More than 100 scholars from universities in Hong Kong and around the world have issued a joint statement condemning the SAR's national security law and calling for joint action against "the overreach of China’s censorship regime".
Signatories to the declaration come from 71 institutions in 16 countries, including the universities of Oxford, Cambridge and Stanford.
Among them are local scholars Stephen Chan and James Rice from Lingnan University, Daniel Garrett from City University, and Harry Wu, an assistant professor at the University of Hong Kong.
They say the new security law will compromise academic autonomy, as it makes it an offence for anyone, anywhere, to criticise or make "subversive statements" against the Chinese Communist Party.
The scholars also warned that the universal jurisdiction claimed by Article 38 of the national security law "raises the unsettling prospect of students travelling through Hong Kong and China facing the possibility of being handed lengthy prison sentences on the basis of academic work deemed to be ‘subversive’ by Chinese authorities".

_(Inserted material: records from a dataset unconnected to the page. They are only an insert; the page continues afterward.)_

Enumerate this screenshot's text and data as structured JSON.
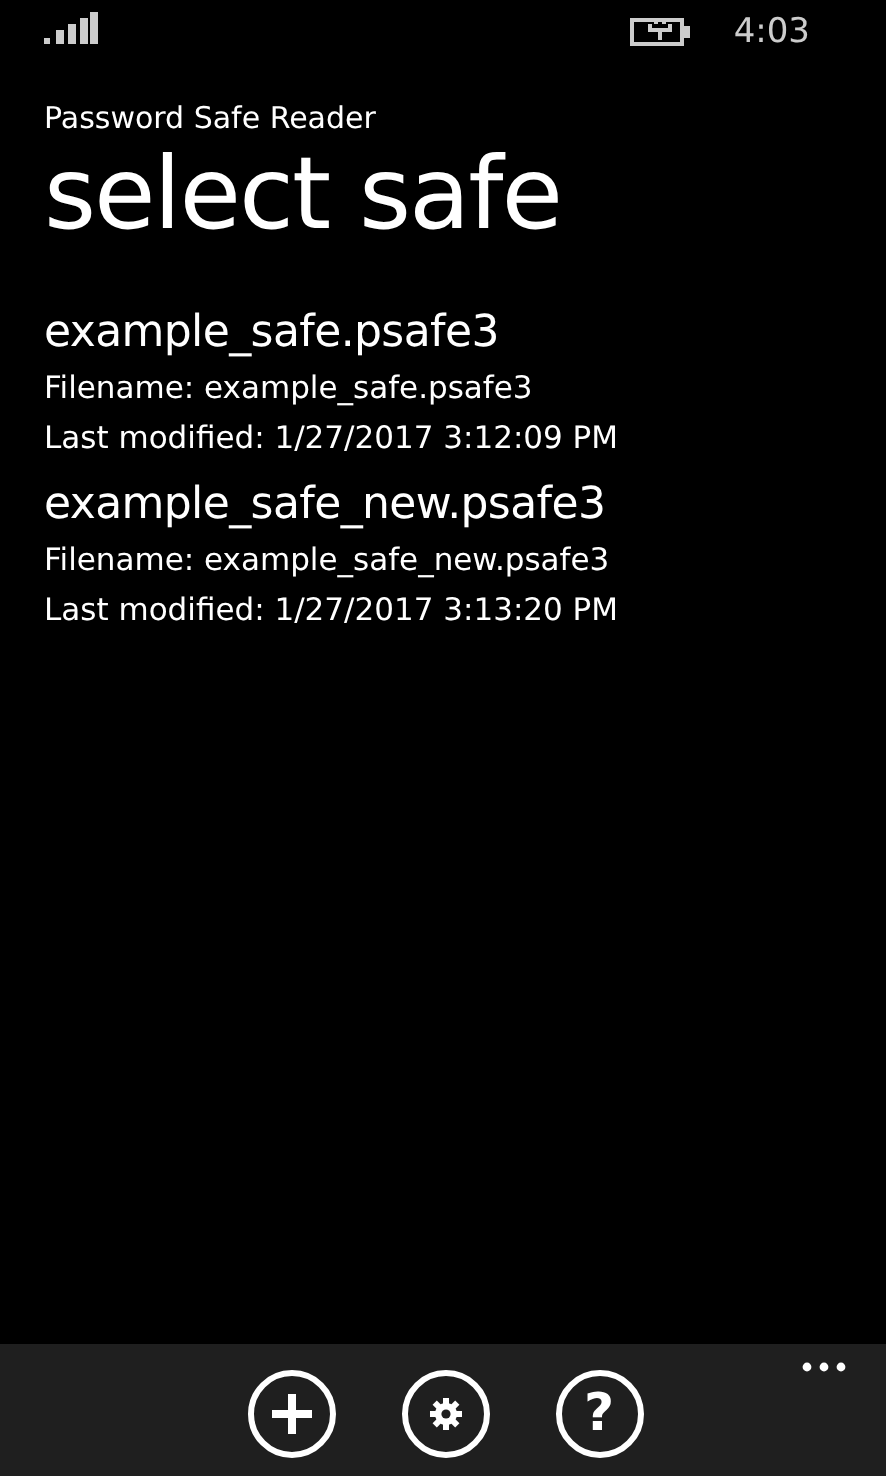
{
  "status_bar": {
    "time": "4:03"
  },
  "app": {
    "title": "Password Safe Reader",
    "page_title": "select safe"
  },
  "safes": [
    {
      "name": "example_safe.psafe3",
      "filename": "Filename: example_safe.psafe3",
      "modified": "Last modified: 1/27/2017 3:12:09 PM"
    },
    {
      "name": "example_safe_new.psafe3",
      "filename": "Filename: example_safe_new.psafe3",
      "modified": "Last modified: 1/27/2017 3:13:20 PM"
    }
  ],
  "app_bar": {
    "buttons": [
      {
        "kind": "add"
      },
      {
        "kind": "settings"
      },
      {
        "kind": "help",
        "label": "?"
      }
    ]
  }
}
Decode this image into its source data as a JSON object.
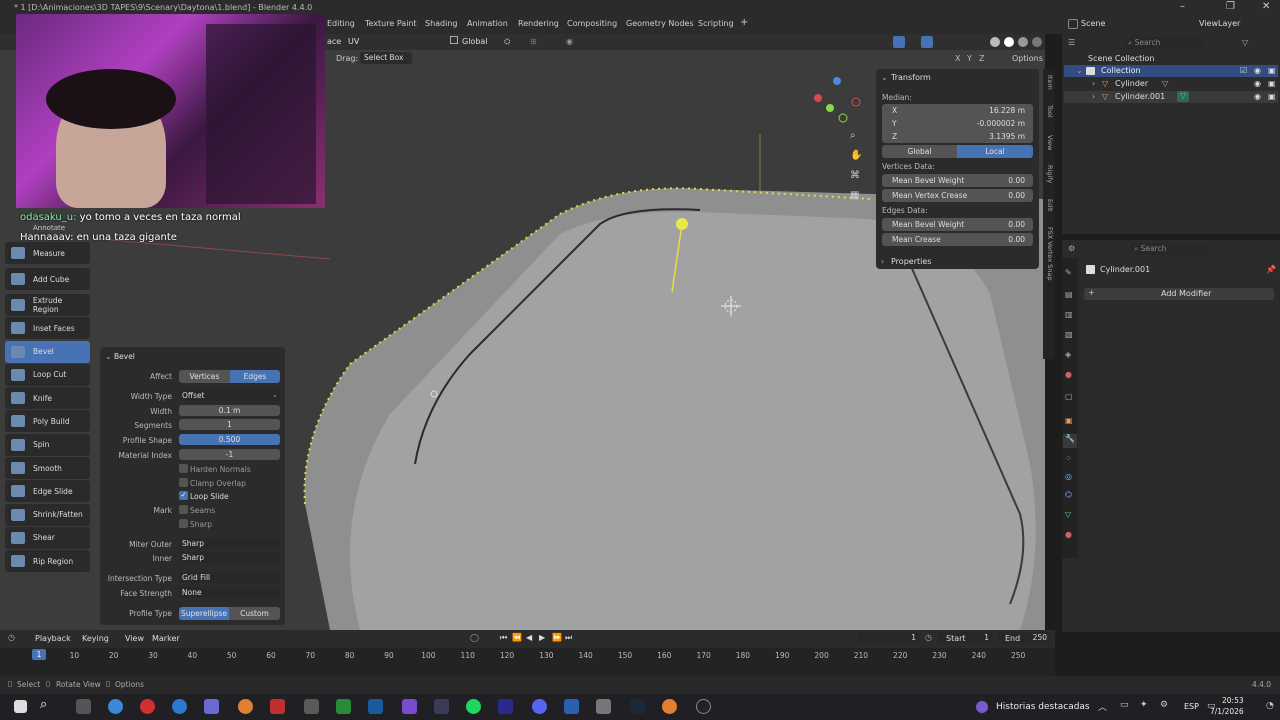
{
  "window": {
    "title": "* 1 [D:\\Animaciones\\3D TAPES\\9\\Scenary\\Daytona\\1.blend] - Blender 4.4.0"
  },
  "workspaces": [
    "Editing",
    "Texture Paint",
    "Shading",
    "Animation",
    "Rendering",
    "Compositing",
    "Geometry Nodes",
    "Scripting"
  ],
  "viewport_header": {
    "menu_frag": "ace",
    "uv": "UV",
    "orientation": "Global",
    "drag_label": "Drag:",
    "drag_value": "Select Box",
    "axes": [
      "X",
      "Y",
      "Z"
    ],
    "options": "Options"
  },
  "chat": [
    {
      "user": "odasaku_u:",
      "text": "yo tomo a veces en taza normal",
      "user_color": "#7cf0a0"
    },
    {
      "user": "Hannaaav:",
      "text": "en una taza gigante",
      "user_color": "#ffffff"
    }
  ],
  "toolbar": {
    "annotate": "Annotate",
    "items": [
      {
        "label": "Measure",
        "active": false
      },
      {
        "label": "Add Cube",
        "active": false
      },
      {
        "label": "Extrude Region",
        "active": false
      },
      {
        "label": "Inset Faces",
        "active": false
      },
      {
        "label": "Bevel",
        "active": true
      },
      {
        "label": "Loop Cut",
        "active": false
      },
      {
        "label": "Knife",
        "active": false
      },
      {
        "label": "Poly Build",
        "active": false
      },
      {
        "label": "Spin",
        "active": false
      },
      {
        "label": "Smooth",
        "active": false
      },
      {
        "label": "Edge Slide",
        "active": false
      },
      {
        "label": "Shrink/Fatten",
        "active": false
      },
      {
        "label": "Shear",
        "active": false
      },
      {
        "label": "Rip Region",
        "active": false
      }
    ]
  },
  "bevel": {
    "title": "Bevel",
    "affect_label": "Affect",
    "affect_vertices": "Vertices",
    "affect_edges": "Edges",
    "width_type_label": "Width Type",
    "width_type": "Offset",
    "width_label": "Width",
    "width": "0.1 m",
    "segments_label": "Segments",
    "segments": "1",
    "profile_shape_label": "Profile Shape",
    "profile_shape": "0.500",
    "material_index_label": "Material Index",
    "material_index": "-1",
    "harden_normals": "Harden Normals",
    "clamp_overlap": "Clamp Overlap",
    "loop_slide": "Loop Slide",
    "mark_label": "Mark",
    "seams": "Seams",
    "sharp": "Sharp",
    "miter_outer_label": "Miter Outer",
    "miter_outer": "Sharp",
    "inner_label": "Inner",
    "inner": "Sharp",
    "intersection_label": "Intersection Type",
    "intersection": "Grid Fill",
    "face_strength_label": "Face Strength",
    "face_strength": "None",
    "profile_type_label": "Profile Type",
    "profile_superellipse": "Superellipse",
    "profile_custom": "Custom"
  },
  "transform": {
    "title": "Transform",
    "median": "Median:",
    "x_label": "X",
    "x": "16.228 m",
    "y_label": "Y",
    "y": "-0.000002 m",
    "z_label": "Z",
    "z": "3.1395 m",
    "global": "Global",
    "local": "Local",
    "vertices_data": "Vertices Data:",
    "mean_bevel_weight": "Mean Bevel Weight",
    "v_bevel": "0.00",
    "mean_vertex_crease": "Mean Vertex Crease",
    "v_crease": "0.00",
    "edges_data": "Edges Data:",
    "e_bevel_label": "Mean Bevel Weight",
    "e_bevel": "0.00",
    "mean_crease": "Mean Crease",
    "e_crease": "0.00",
    "properties": "Properties"
  },
  "n_tabs": [
    "Item",
    "Tool",
    "View",
    "Rigify",
    "Edit",
    "FSX Vertex Snap"
  ],
  "top_right": {
    "scene": "Scene",
    "view_layer": "ViewLayer"
  },
  "outliner": {
    "search": "Search",
    "scene_collection": "Scene Collection",
    "collection": "Collection",
    "items": [
      "Cylinder",
      "Cylinder.001"
    ]
  },
  "properties_panel": {
    "search": "Search",
    "object": "Cylinder.001",
    "add_modifier": "Add Modifier"
  },
  "timeline": {
    "menus": [
      "Playback",
      "Keying",
      "View",
      "Marker"
    ],
    "current_frame": "1",
    "start_label": "Start",
    "start": "1",
    "end_label": "End",
    "end": "250",
    "ticks": [
      "1",
      "10",
      "20",
      "30",
      "40",
      "50",
      "60",
      "70",
      "80",
      "90",
      "100",
      "110",
      "120",
      "130",
      "140",
      "150",
      "160",
      "170",
      "180",
      "190",
      "200",
      "210",
      "220",
      "230",
      "240",
      "250"
    ]
  },
  "status": {
    "select": "Select",
    "rotate": "Rotate View",
    "options": "Options",
    "version": "4.4.0"
  },
  "taskbar": {
    "news": "Historias destacadas",
    "lang": "ESP",
    "time": "20:53",
    "date": "7/1/2026"
  }
}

"Because of the vagueness and a lot of grey areas of this law and the lack of transparency in the institution itself, I think there's a great risk... in research and publication that concerns individual faculty members, as well as all our research projects going on, especially in the area of humanities and the social sciences which touch on topics relating to Hong Kong or to China," Chan told RTHK's Richard Pyne.
The scholars called for members of parliament and senior government officials to act as well – by telling Beijing that the security law is unacceptable, as well as updating their own legislation to ensure university environments which enable the full exercise of academic freedom.